Mike Brown of Elizabethtown founded PA Modern Mopar three years ago, and the Wilkes-Barre chapter is in its inaugural year.
The term Mopar is derived from the words “motor” and “parts” and is representative of Dodge, Chrysler, Plymouth, Eagle and post-1987 Jeep vehicles.
The Wilkes-Barre chapter hosts a cruise-in from 2 to 6 p.m. the second to last Sunday of each month from March through November at Logan’s Roadhouse in Wilkes-Barre Township. The next event takes place July 24.
Brown said the events draw 15 to 25 Mopar owners from the Wilkes-Barre and Scranton areas.
“Even though we are Modern Mopar, we welcome the older stuff,” Brown said.
There is no fee to attend, and Brown said joining the club is not necessary to participate.
“People can just come and talk,” Brown said.
The founder named camaraderie as his favorite element of the cruise-ins.
“You become friends by the end of the season,” he said. “The cars are the bonding element.”
A group of import-loving friends looking for the right place to gather started the Cars of Friday Night club, which hosts a car meet at 6 p.m. on the first Friday of every month through September in Johnny Rockets parking lot on Montage Mountain.
Founder Branden Eakle organized the first event three months ago, and the next event is Aug. 5.
“There was nothing for us in the (Scranton/Carbondale) area to do,” Eakle said. “If we meet up in a local parking lot, usually we get harassed.”
What started as a gathering for 20 friends has grown to draw more than 300 people each month, Eakle said.
The Aug. 5 event features sponsor Audio XTC. According to Eakle, the Pittston business will raffle off a $2,200 car stereo system and a trailer full of merchandise.
Cars of Friday Night has brought so much business to Johnny Rockets that the restaurant is putting a portion of profits toward an advertising fund for the club.
The events are free and all styles of vehicle are welcome.
“We realize we have something good going here, so we want to take it head on and make it bigger,” Eakle said.
The Northeastern Pennsylvania Region of the Antique Automobile Club of America also runs monthly car meets from 6 to 10 p.m. the last Friday of every month from April through October on Public Square in Wilkes-Barre.
The antique and classic muscle car club specializes in restoring such models to like-new or factory condition, but they’ve expanded their cruises in recent years to involve everyone who is proud of their wheels.
“We don’t want to leave anybody out, so we maximize our participation,” club director Mark Nenichka said.
Nenichka said the club appreciates the heart and soul people put into custom work.

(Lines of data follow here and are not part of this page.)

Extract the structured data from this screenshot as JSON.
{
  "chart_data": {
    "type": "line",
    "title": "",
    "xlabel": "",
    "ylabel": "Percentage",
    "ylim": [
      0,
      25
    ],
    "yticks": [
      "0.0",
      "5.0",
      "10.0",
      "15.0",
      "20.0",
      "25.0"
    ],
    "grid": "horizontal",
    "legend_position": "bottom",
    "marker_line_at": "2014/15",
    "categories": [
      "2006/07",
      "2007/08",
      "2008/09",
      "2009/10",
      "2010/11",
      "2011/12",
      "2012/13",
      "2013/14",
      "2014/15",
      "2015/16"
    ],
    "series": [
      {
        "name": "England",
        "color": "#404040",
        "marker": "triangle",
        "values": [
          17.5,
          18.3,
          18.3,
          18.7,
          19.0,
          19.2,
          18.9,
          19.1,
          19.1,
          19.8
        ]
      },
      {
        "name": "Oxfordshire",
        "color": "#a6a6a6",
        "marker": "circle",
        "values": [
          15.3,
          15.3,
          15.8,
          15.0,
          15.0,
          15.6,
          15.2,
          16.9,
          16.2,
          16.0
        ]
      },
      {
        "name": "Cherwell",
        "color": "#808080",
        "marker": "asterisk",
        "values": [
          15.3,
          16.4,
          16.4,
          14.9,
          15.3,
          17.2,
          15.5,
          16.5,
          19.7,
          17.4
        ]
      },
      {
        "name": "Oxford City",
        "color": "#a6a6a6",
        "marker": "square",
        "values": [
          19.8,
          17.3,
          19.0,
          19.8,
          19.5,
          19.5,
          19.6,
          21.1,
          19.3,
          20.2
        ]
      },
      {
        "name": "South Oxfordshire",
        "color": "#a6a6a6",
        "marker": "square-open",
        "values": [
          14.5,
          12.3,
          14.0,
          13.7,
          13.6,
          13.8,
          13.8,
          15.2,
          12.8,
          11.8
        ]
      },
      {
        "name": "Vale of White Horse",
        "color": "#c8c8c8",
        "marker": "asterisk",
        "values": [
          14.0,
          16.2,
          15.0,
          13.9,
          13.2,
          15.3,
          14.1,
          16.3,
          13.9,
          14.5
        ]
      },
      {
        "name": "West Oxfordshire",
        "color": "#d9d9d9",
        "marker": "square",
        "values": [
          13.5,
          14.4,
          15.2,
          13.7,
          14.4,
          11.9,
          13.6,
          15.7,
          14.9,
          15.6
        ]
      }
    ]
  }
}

The next gathering takes place July 29. The meet is free to attend. Money from a 50/50 drawing and the sale of food goes toward the Make-A-Wish foundation.

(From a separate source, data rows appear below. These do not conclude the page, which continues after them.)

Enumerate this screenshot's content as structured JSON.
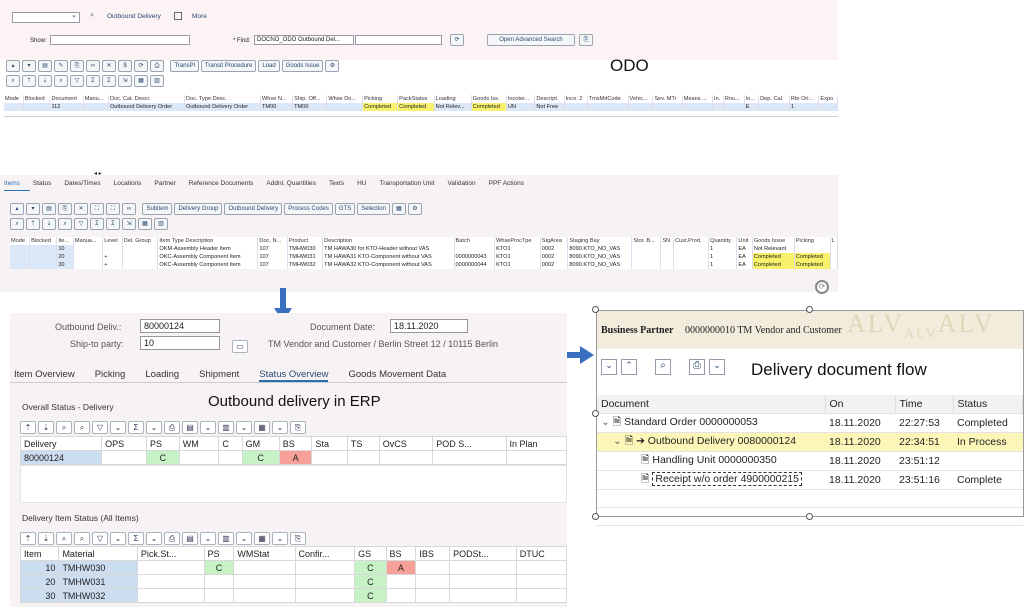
{
  "labels": {
    "odo": "ODO",
    "erp": "Outbound delivery in ERP",
    "flow": "Delivery document flow"
  },
  "odo": {
    "top": {
      "title": "Outbound Delivery",
      "more": "More",
      "show_label": "Show:",
      "find_label": "* Find:",
      "find_value": "DOCNO_ODO Outbound Del...",
      "adv_search": "Open Advanced Search"
    },
    "toolbar1": [
      "TransPl",
      "Transit Procedure",
      "Load",
      "Goods Issue"
    ],
    "headers": [
      "Mode",
      "Blocked",
      "Document",
      "Manu...",
      "Doc. Cat. Descr.",
      "Doc. Type Desc.",
      "Whse N...",
      "Ship. Off...",
      "Whse Do...",
      "Picking",
      "PackStatus",
      "Loading",
      "Goods Iss.",
      "Incoter...",
      "Descript.",
      "Inco. 2",
      "TmsMdCode",
      "Vehic...",
      "Sev. MTr",
      "Means ...",
      "In.",
      "Rou...",
      "In...",
      "Dep. Cal.",
      "Rte Ori...",
      "Expo"
    ],
    "row": [
      "",
      "",
      "112",
      "",
      "Outbound Delivery Order",
      "Outbound Delivery Order",
      "TM00",
      "TM00",
      "",
      "Completed",
      "Completed",
      "Not Relev...",
      "Completed",
      "UN",
      "Not Free",
      "",
      "",
      "",
      "",
      "",
      "",
      "",
      "E",
      "",
      "1",
      ""
    ],
    "tabs": [
      "Items",
      "Status",
      "Dates/Times",
      "Locations",
      "Partner",
      "Reference Documents",
      "Addnl. Quantities",
      "Texts",
      "HU",
      "Transportation Unit",
      "Validation",
      "PPF Actions"
    ],
    "toolbar2": [
      "Subitem",
      "Delivery Group",
      "Outbound Delivery",
      "Process Codes",
      "GTS",
      "Selection"
    ],
    "item_headers": [
      "Mode",
      "Blocked",
      "Ite...",
      "Manua...",
      "Level",
      "Del. Group",
      "Item Type Description",
      "Doc. N...",
      "Product",
      "Description",
      "Batch",
      "WhseProcTpe",
      "StgArea",
      "Staging Bay",
      "Stor. B...",
      "SN",
      "Cust.Prod.",
      "Quantity",
      "Unit",
      "Goods Issue",
      "Picking",
      "L"
    ],
    "items": [
      [
        "",
        "",
        "10",
        "",
        "",
        "",
        "OKM-Assembly Header Item",
        "107",
        "TMHW030",
        "TM HAWA30 for KTO-Header without VAS",
        "",
        "KTO1",
        "0002",
        "8090.KTO_NO_VAS",
        "",
        "",
        "",
        "1",
        "EA",
        "Not Relevant",
        "",
        ""
      ],
      [
        "",
        "",
        "20",
        "",
        "+",
        "",
        "OKC-Assembly Component Item",
        "107",
        "TMHW031",
        "TM HAWA31 KTO-Component without VAS",
        "0000000043",
        "KTO1",
        "0002",
        "8090.KTO_NO_VAS",
        "",
        "",
        "",
        "1",
        "EA",
        "Completed",
        "Completed",
        ""
      ],
      [
        "",
        "",
        "30",
        "",
        "+",
        "",
        "OKC-Assembly Component Item",
        "107",
        "TMHW032",
        "TM HAWA32 KTO-Component without VAS",
        "0000000044",
        "KTO1",
        "0002",
        "8090.KTO_NO_VAS",
        "",
        "",
        "",
        "1",
        "EA",
        "Completed",
        "Completed",
        ""
      ]
    ]
  },
  "erp": {
    "outbound_label": "Outbound Deliv.:",
    "outbound_value": "80000124",
    "date_label": "Document Date:",
    "date_value": "18.11.2020",
    "ship_label": "Ship-to party:",
    "ship_value": "10",
    "ship_text": "TM Vendor and Customer / Berlin Street 12 / 10115 Berlin",
    "tabs": [
      "Item Overview",
      "Picking",
      "Loading",
      "Shipment",
      "Status Overview",
      "Goods Movement Data"
    ],
    "overall_title": "Overall Status - Delivery",
    "overall_headers": [
      "Delivery",
      "OPS",
      "PS",
      "WM",
      "C",
      "GM",
      "BS",
      "Sta",
      "TS",
      "OvCS",
      "POD S...",
      "In Plan"
    ],
    "overall_row": [
      "80000124",
      "",
      "C",
      "",
      "",
      "C",
      "A",
      "",
      "",
      "",
      "",
      ""
    ],
    "item_title": "Delivery Item Status (All Items)",
    "item_headers": [
      "Item",
      "Material",
      "Pick.St...",
      "PS",
      "WMStat",
      "Confir...",
      "GS",
      "BS",
      "IBS",
      "PODSt...",
      "DTUC"
    ],
    "items": [
      [
        "10",
        "TMHW030",
        "",
        "C",
        "",
        "",
        "C",
        "A",
        "",
        "",
        ""
      ],
      [
        "20",
        "TMHW031",
        "",
        "",
        "",
        "",
        "C",
        "",
        "",
        "",
        ""
      ],
      [
        "30",
        "TMHW032",
        "",
        "",
        "",
        "",
        "C",
        "",
        "",
        "",
        ""
      ]
    ]
  },
  "flow": {
    "bp_label": "Business Partner",
    "bp_value": "0000000010 TM Vendor and Customer",
    "headers": [
      "Document",
      "On",
      "Time",
      "Status"
    ],
    "rows": [
      {
        "doc": "Standard Order 0000000053",
        "on": "18.11.2020",
        "time": "22:27:53",
        "status": "Completed"
      },
      {
        "doc": "Outbound Delivery 0080000124",
        "on": "18.11.2020",
        "time": "22:34:51",
        "status": "In Process"
      },
      {
        "doc": "Handling Unit 0000000350",
        "on": "18.11.2020",
        "time": "23:51:12",
        "status": ""
      },
      {
        "doc": "Receipt w/o order 4900000215",
        "on": "18.11.2020",
        "time": "23:51:16",
        "status": "Complete"
      }
    ]
  }
}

“We don’t even put a price on the food,” Nenichka said. “People just give what they can.”
Nenichka said people learn a lot at Public Square meets, often finding the answers to questions they’ve been asking for months.

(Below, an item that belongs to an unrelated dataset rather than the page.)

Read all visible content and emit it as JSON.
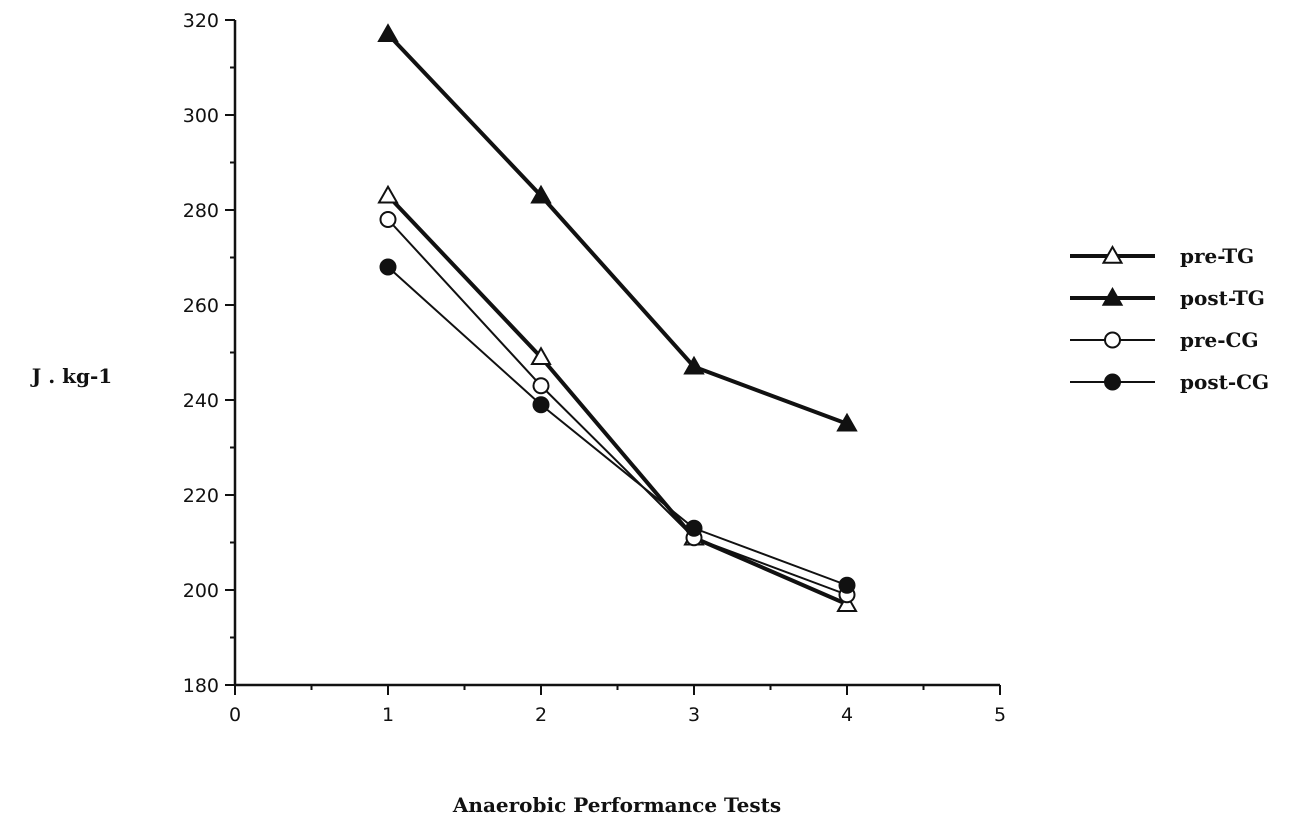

Lester Rittenhouse, owner of Curry Donuts on South Pennsylvania Avenue in Wilkes-Barre, has been running car meets in the parking lot of his business for more than a decade.
“The group I hang out with is mostly in their 60s and 70s and into custom building,” Rittenhouse said. “We started this, because we like to think outside of the box, and we don’t like rules.”
The event founder has three rat rods, including one inspired by the hearse-rod from “The Munsters.”
The Curry Donuts meet takes place the Sunday before the NEPR-AACA gathering each month, because Rittenhouse attends that event as well, and it features a DJ and grilled foods. The recently rekindled congregation of car lovers draws about 50 cars every month.
Like the AACA event, the Curry Donuts meet is open to all vehicles.
“Car clubs have to realize that our kids are the next generation,” Rittenhouse said. “The imports are what they’re into, and I’m impressed at the speed they get out of them.”
Rittenhouse said his favorite part of the meets is talking to older car owners about the old days and passing on knowledge to the younger crowd.